Об огромном воздействии на финское руководство событий, произошедших в Западной Европе, сообщал также Берлину немецкий посланник в Хельсинки В. Блюхер.[399] В своих воспоминаниях он отмечал, что в это время «среди финских политиков обнаружилось много таких, которые довольно рано заметили, что усиление Германии может быть весьма выгодным для Финляндии».[400] В частности, германский дипломат располагал сведениями о том, что тогда ряд известных политических деятелей обратился к премьер-министру страны Р. Рюти, «настаивая на том, что бы правительство Финляндии проявило "повышенное внимание" к Германии, выражая благожелательность к ней…»[401] Те, кто рассматривал заключенный в марте мирный договор Финляндии с СССР лишь как перемирие, видели теперь возможность вернуть утраченные территории с помощью Германии.

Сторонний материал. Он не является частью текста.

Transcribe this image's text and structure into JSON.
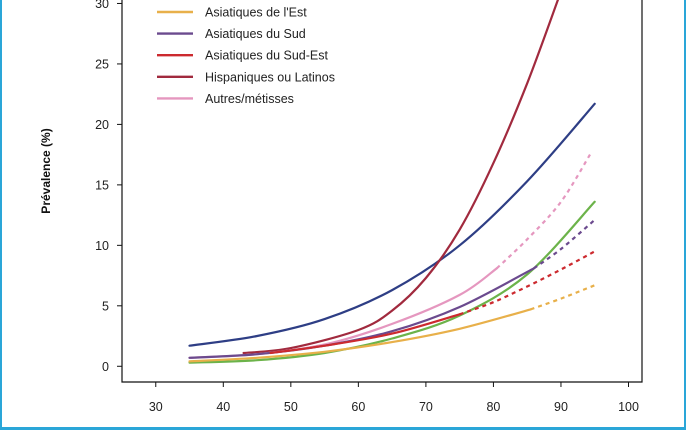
{
  "chart_data": {
    "type": "line",
    "title": "",
    "xlabel": "",
    "ylabel": "Prévalence (%)",
    "xlim": [
      25,
      102
    ],
    "ylim": [
      -1.3,
      30.7
    ],
    "x_ticks": [
      30,
      40,
      50,
      60,
      70,
      80,
      90,
      100
    ],
    "y_ticks": [
      0,
      5,
      10,
      15,
      20,
      25,
      30
    ],
    "x_tick_labels": [
      "30",
      "40",
      "50",
      "60",
      "70",
      "80",
      "90",
      "100"
    ],
    "y_tick_labels": [
      "0",
      "5",
      "10",
      "15",
      "20",
      "25",
      "30"
    ],
    "legend_position": "top-left",
    "legend": [
      {
        "label": "Asiatiques de l'Est",
        "color": "#e8b04a"
      },
      {
        "label": "Asiatiques du Sud",
        "color": "#6b4a8e"
      },
      {
        "label": "Asiatiques du Sud-Est",
        "color": "#cc2a2f"
      },
      {
        "label": "Hispaniques ou Latinos",
        "color": "#a12a3e"
      },
      {
        "label": "Autres/métisses",
        "color": "#e597bf"
      }
    ],
    "series": [
      {
        "color": "#2e3e85",
        "solid": [
          [
            35,
            1.7
          ],
          [
            45,
            2.5
          ],
          [
            55,
            3.9
          ],
          [
            65,
            6.3
          ],
          [
            75,
            10.0
          ],
          [
            85,
            15.3
          ],
          [
            95,
            21.7
          ]
        ],
        "dashed": []
      },
      {
        "color": "#6cb34a",
        "solid": [
          [
            35,
            0.3
          ],
          [
            45,
            0.5
          ],
          [
            55,
            1.1
          ],
          [
            65,
            2.3
          ],
          [
            75,
            4.2
          ],
          [
            85,
            7.6
          ],
          [
            95,
            13.6
          ]
        ],
        "dashed": []
      },
      {
        "name": "Hispaniques ou Latinos",
        "color": "#a12a3e",
        "solid": [
          [
            43,
            1.1
          ],
          [
            50,
            1.5
          ],
          [
            60,
            3.0
          ],
          [
            65,
            4.6
          ],
          [
            70,
            7.3
          ],
          [
            75,
            11.3
          ],
          [
            80,
            16.8
          ],
          [
            85,
            23.4
          ],
          [
            90,
            31.0
          ]
        ],
        "dashed": []
      },
      {
        "name": "Autres/métisses",
        "color": "#e597bf",
        "solid": [
          [
            35,
            0.7
          ],
          [
            45,
            1.0
          ],
          [
            55,
            1.8
          ],
          [
            65,
            3.5
          ],
          [
            75,
            5.9
          ],
          [
            80.5,
            8.1
          ]
        ],
        "dashed": [
          [
            80.5,
            8.1
          ],
          [
            85,
            10.5
          ],
          [
            90,
            13.6
          ],
          [
            94.5,
            17.7
          ]
        ]
      },
      {
        "name": "Asiatiques du Sud",
        "color": "#6b4a8e",
        "solid": [
          [
            35,
            0.7
          ],
          [
            45,
            1.0
          ],
          [
            55,
            1.7
          ],
          [
            65,
            2.9
          ],
          [
            75,
            4.9
          ],
          [
            86,
            8.1
          ]
        ],
        "dashed": [
          [
            86,
            8.1
          ],
          [
            90,
            9.7
          ],
          [
            95,
            12.1
          ]
        ]
      },
      {
        "name": "Asiatiques du Sud-Est",
        "color": "#cc2a2f",
        "solid": [
          [
            47,
            1.1
          ],
          [
            55,
            1.7
          ],
          [
            65,
            2.7
          ],
          [
            75,
            4.3
          ]
        ],
        "dashed": [
          [
            75,
            4.3
          ],
          [
            80,
            5.3
          ],
          [
            85,
            6.6
          ],
          [
            90,
            8.0
          ],
          [
            95,
            9.5
          ]
        ]
      },
      {
        "name": "Asiatiques de l'Est",
        "color": "#e8b04a",
        "solid": [
          [
            35,
            0.4
          ],
          [
            45,
            0.7
          ],
          [
            55,
            1.2
          ],
          [
            65,
            2.0
          ],
          [
            75,
            3.1
          ],
          [
            85.5,
            4.7
          ]
        ],
        "dashed": [
          [
            85.5,
            4.7
          ],
          [
            90,
            5.6
          ],
          [
            95,
            6.7
          ]
        ]
      }
    ]
  }
}
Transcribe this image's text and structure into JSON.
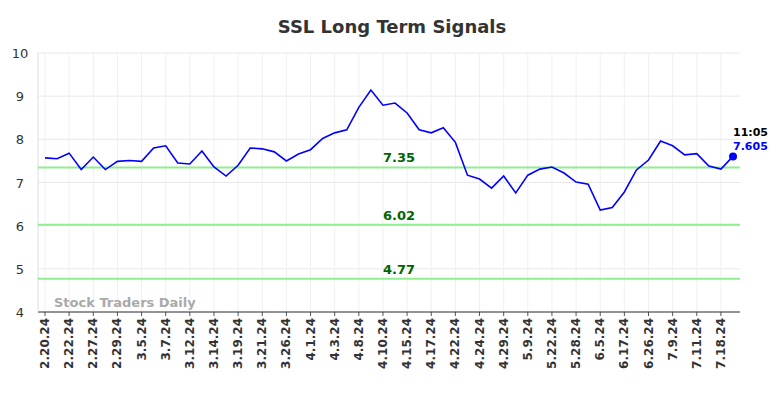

Прогерманская ориентация существенно изменила и финляндский внешнеполитический корпус. В марте министр иностранных дел периода «зимней войны» Вяйне Таннер получил отставку. При выборе нового главы МИДа рассматривались кандидатуры достаточно авторитетных финских дипломатов-профессионалов: К. Энкеля, Г. А. Грипенберга, А. Ирье-Коскинена, Ю. К. Паасикиви и др.[402] Однако уже тогда было очевидно, что отношения с Германией могут стать для Финляндии определяющими. Это очень хорошо понимали дипломаты, которые могли занять пост нового министра. Показательно, что когда, например, посланнику в Лондоне Г. А. Грипенбергу намекнули на возможность возглавить департамент внешней политики Финляндии, он отказался, сославшись на то, что его считают «противником Германии».[403]
Окончательный выбор пал на Рудольфа Виттинга, который являлся откровенным германофилом (к тому же далекие предки его были немцами[404]). Более того, считалось, что взгляды нового министра иностранных дел по проблемам внешней политики были во многом сходны с взглядами немецкого посланника В. Блюхера.[405] Уже при первой официальной беседе, произошедшей между Блюхером и Виттингом, последний сообщил, что приложит все свои усилия для того, чтобы новое правительство проводило внешнюю политику подобно тому, как в 30-е годы ее осуществлял кабинет Т. Кивимяки.[406] «Внешняя политика правительства Кивимяки, — заметил по этому поводу профессор М. Менгер, — была самой благоприятной финской политической линией 30-х годов для фашистской Германии».[407]
Сам же Кивимяки в развитии финско-германских отношений стал опять занимать одну из ключевых позиций. Именно он заменил финляндского посланника в Берлине Аарне Вуоримаа, поскольку в МИДе пришли к выводу, что последний не обладал необходимыми качествами для того, чтобы сближать и укреплять отношения с Германией.[408] Тойво Кивимяки же был хорошо известен своими симпатиями к Третьему рейху, и к тому же считался доверенным лицом Р. Рюти, что еще более усиливало его позиции в немецкой столице.[409] Что касается военного атташе в Германии полковника Вальтера Хорна, то он был немцем по происхождению и преклонялся перед гитлеровским вермахтом. Это, безусловно, могло лишь обеспечить лучшее взаимопонимание с нацистским руководством. Заметим, что большинство генералов и высших офицеров финской армии также прошло в прошлом прусскую военную школу, находясь в годы первой мировой войны в составе известного 27-го прусского королевского егерского батальона, сформированного из националистически настроенной молодежи Финляндии.
Высшие политические и военные круги Советского Союза не располагали еще достаточными данными о происходившем повороте во внешнеполитической ориентации Финляндии в сторону Германии. К тому же советское руководство продолжало находиться под впечатлением событий войны 1939–1940 гг., когда Англия и Франция, помогая Финляндии, были готовы направить свои войска на ее территорию для ведения боевых действий против Советского Союза.
Выдвижение армии и флота Германии в Заполярье, а также в восточную часть бассейна Балтийского моря требовало уже переоценки обстановки. Не могла не повлиять на советское руководство и катастрофа Франции. В этой связи Н. С. Хрущев писал: «Наблюдал я за Сталиным… Он как-то опустил руки после разгрома Гитлером французских войск и оккупации Франции. Я был как раз у него во время капитуляции Франции. Тогда он выругался сочно, по-русски, узнав об этом говорил: “Видите, столкнули нас лбами, Гитлер развязал себе руки на Западе”».[410]